Harrington Phillips B, McAlexander William W, Bryant Ayesha S, Wallace Payden, Massey Julia, Gray Stephen, Kukreja Manish, Cleveland David C, Kirklin James K, Davies James E
Division of Cardiothoracic Surgery, University of Alabama at Birmingham School of Medicine, Birmingham, Alabama.
Division of Cardiothoracic Surgery, University of Alabama at Birmingham School of Medicine, Birmingham, Alabama.
Ann Thorac Surg. 2017 Feb;103(2):541-545. doi: 10.1016/j.athoracsur.2016.06.023. Epub 2016 Sep 9.
There is a paucity of information available regarding the impact of cardiac surgical procedures on patients who have undergone previous liver transplantation. The primary purpose of this study was to ascertain the survival rate and predictors of death in this specific patient population.
This retrospective cohort study consisted of a consecutive series of patients with a functioning liver allograft who subsequently underwent cardiac surgical procedures between January 1991 and December 2012. The optimal Model for End-Stage Liver Disease (MELD) score for predicting late death was identified using receiver operating characteristic curve analysis. Risk of postoperative death was determined by parametric hazard analysis.
Between January 1991 and December 2012, 43 patients (median age, 60 years) underwent cardiac surgical procedures after liver transplantation. The median interval between liver transplant and cardiac operation was 63 months (range, 1.1 to 217 months). Three operative deaths and 24 late deaths occurred. Receiver operating characteristic curve analysis identified the optimal preoperative and postoperative MELD score cut points for predicting late death as greater than 13.8 (area under the curve = 0.674) and greater than 17 (area under the curve = 0.633), respectively. Patients with a preoperative MELD score of 13.8 or less had significantly greater survival rates than those with a MELD score greater than 13.8 (p = 0.028); patients with a postoperative MELD score of 17 of less had significantly greater survival rates than those with a MELD score greater than 17 (p < 0.001). Multivariate parametric hazard analysis identified postoperative peak creatinine level as a statistically significant predictor of death (relative risk, 1.8; p = 0.01). The 1-, 5-, and 10-year Kaplan-Meier survival rates were 90%, 51%, and 35%, respectively; postoperative mortality rates followed a constant phase model with a hazard of death of 10% per year.

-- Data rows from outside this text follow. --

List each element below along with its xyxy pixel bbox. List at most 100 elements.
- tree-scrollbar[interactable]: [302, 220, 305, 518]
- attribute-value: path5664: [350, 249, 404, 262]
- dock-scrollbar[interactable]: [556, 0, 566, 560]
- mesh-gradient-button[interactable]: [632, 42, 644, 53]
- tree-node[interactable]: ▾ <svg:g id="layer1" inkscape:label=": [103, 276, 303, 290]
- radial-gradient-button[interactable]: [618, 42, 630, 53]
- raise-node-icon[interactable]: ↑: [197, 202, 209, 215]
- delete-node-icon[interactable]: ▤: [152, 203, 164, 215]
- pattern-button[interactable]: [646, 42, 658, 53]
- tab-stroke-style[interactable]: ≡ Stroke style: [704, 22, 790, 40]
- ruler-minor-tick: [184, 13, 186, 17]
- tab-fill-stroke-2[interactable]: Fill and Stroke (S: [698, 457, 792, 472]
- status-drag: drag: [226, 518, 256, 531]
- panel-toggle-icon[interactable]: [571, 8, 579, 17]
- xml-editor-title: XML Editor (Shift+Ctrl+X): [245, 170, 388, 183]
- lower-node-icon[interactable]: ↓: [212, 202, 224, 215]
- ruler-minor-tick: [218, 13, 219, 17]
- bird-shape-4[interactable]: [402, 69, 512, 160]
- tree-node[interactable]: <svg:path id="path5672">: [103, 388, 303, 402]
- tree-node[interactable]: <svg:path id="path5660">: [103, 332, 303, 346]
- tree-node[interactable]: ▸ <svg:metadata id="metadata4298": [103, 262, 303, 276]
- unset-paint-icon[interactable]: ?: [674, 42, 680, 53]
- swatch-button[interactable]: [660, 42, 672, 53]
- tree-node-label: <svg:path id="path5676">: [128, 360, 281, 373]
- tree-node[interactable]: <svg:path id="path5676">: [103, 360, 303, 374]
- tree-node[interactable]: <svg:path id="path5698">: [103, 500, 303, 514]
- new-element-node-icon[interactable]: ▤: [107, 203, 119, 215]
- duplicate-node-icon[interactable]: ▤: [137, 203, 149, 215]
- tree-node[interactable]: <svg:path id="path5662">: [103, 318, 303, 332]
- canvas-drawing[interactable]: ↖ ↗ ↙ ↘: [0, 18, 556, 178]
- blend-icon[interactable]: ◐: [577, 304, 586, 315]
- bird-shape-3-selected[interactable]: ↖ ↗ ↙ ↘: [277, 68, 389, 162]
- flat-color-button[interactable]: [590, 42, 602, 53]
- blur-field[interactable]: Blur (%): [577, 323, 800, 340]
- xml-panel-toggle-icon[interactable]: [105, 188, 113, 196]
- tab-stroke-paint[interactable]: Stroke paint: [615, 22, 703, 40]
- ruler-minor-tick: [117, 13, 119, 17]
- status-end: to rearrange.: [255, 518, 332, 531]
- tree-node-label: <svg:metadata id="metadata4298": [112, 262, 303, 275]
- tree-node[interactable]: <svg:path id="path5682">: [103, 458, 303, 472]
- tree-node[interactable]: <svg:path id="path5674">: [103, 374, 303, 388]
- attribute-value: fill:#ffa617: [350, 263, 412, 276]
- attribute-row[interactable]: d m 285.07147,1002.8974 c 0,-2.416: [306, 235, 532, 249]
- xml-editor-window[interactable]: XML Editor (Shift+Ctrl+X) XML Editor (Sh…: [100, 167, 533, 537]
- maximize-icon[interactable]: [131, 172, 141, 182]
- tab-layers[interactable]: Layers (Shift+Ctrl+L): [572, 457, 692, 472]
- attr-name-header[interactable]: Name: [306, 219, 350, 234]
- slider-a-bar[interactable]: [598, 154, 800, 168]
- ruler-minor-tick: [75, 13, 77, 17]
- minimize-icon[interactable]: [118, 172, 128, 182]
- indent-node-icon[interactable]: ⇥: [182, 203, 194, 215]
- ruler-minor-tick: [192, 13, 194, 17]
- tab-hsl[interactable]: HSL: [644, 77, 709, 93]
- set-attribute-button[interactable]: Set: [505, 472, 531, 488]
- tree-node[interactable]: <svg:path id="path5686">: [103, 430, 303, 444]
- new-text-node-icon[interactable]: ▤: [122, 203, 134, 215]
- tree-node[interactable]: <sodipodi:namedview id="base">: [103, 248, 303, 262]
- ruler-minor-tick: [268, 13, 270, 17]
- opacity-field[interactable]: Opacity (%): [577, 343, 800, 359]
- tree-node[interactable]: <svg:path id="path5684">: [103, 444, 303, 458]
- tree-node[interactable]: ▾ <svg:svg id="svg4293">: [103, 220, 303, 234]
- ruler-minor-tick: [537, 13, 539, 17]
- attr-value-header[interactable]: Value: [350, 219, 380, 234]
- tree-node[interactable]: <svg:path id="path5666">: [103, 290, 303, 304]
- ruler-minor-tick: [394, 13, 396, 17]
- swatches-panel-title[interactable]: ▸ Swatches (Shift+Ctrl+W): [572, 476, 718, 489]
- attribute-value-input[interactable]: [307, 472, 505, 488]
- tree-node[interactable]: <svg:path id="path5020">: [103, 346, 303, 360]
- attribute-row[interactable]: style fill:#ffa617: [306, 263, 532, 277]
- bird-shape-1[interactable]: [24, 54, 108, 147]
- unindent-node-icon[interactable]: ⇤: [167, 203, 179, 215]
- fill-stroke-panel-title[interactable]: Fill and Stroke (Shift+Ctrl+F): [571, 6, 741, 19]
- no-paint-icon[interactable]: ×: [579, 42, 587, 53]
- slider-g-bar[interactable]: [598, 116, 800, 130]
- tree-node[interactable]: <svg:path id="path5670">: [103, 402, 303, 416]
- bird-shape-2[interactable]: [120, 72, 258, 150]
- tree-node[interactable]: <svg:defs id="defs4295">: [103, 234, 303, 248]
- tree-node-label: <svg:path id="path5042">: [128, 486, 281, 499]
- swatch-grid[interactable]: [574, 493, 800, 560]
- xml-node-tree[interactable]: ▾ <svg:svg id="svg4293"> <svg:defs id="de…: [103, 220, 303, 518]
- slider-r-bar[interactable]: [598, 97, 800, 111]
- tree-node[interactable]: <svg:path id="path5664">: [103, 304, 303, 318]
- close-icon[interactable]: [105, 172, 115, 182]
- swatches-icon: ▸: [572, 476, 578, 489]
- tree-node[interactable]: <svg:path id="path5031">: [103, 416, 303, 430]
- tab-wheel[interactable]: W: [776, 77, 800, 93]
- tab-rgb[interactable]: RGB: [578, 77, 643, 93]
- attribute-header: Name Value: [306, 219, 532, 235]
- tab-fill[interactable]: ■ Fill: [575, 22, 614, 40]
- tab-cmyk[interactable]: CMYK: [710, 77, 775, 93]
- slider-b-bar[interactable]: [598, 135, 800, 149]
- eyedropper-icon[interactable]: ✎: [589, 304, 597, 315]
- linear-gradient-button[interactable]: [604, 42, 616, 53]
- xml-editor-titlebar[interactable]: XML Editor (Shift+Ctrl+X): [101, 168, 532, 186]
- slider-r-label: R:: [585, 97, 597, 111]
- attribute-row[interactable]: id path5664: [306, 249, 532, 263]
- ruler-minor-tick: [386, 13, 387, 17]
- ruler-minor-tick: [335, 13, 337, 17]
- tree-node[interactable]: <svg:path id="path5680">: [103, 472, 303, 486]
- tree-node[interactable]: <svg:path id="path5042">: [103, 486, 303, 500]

Cardiac surgical procedures can be performed with acceptable short-term and long-term outcomes in liver transplant recipients. Elevated preoperative and postoperative MELD scores and postoperative peak creatinine level may portend death in this cohort. There is a constant hazard of death of 10% per year.
关于心脏外科手术对既往接受过肝移植患者的影响,现有信息匮乏。本研究的主要目的是确定这一特定患者群体的生存率及死亡预测因素。
这项回顾性队列研究纳入了1991年1月至2012年12月期间连续一系列接受肝移植且移植肝功能良好、随后接受心脏外科手术的患者。使用受试者工作特征曲线分析确定预测晚期死亡的最佳终末期肝病模型(MELD)评分。通过参数化风险分析确定术后死亡风险。
1991年1月至2012年12月期间,43例患者(中位年龄60岁)在肝移植后接受了心脏外科手术。肝移植与心脏手术之间的中位间隔时间为63个月(范围1.1至217个月)。发生了3例手术死亡和24例晚期死亡。受试者工作特征曲线分析确定预测晚期死亡的术前和术后MELD评分最佳切点分别为大于13.8(曲线下面积 = 0.674)和大于17(曲线下面积 = 0.633)。术前MELD评分为13.8或更低的患者生存率显著高于MELD评分大于13.8的患者(p = 0.028);术后MELD评分为17或更低的患者生存率显著高于MELD评分大于17的患者(p < 0.001)。多变量参数化风险分析确定术后肌酐峰值水平是死亡的统计学显著预测因素(相对风险,1.8;p = 0.01)。1年、5年和10年的Kaplan-Meier生存率分别为90%、51%和35%;术后死亡率遵循恒定阶段模型,每年死亡风险为10%。
肝移植受者进行心脏外科手术可获得可接受的短期和长期结果。术前和术后MELD评分升高以及术后肌酐峰值水平可能预示该队列患者死亡。每年有10%的恒定死亡风险。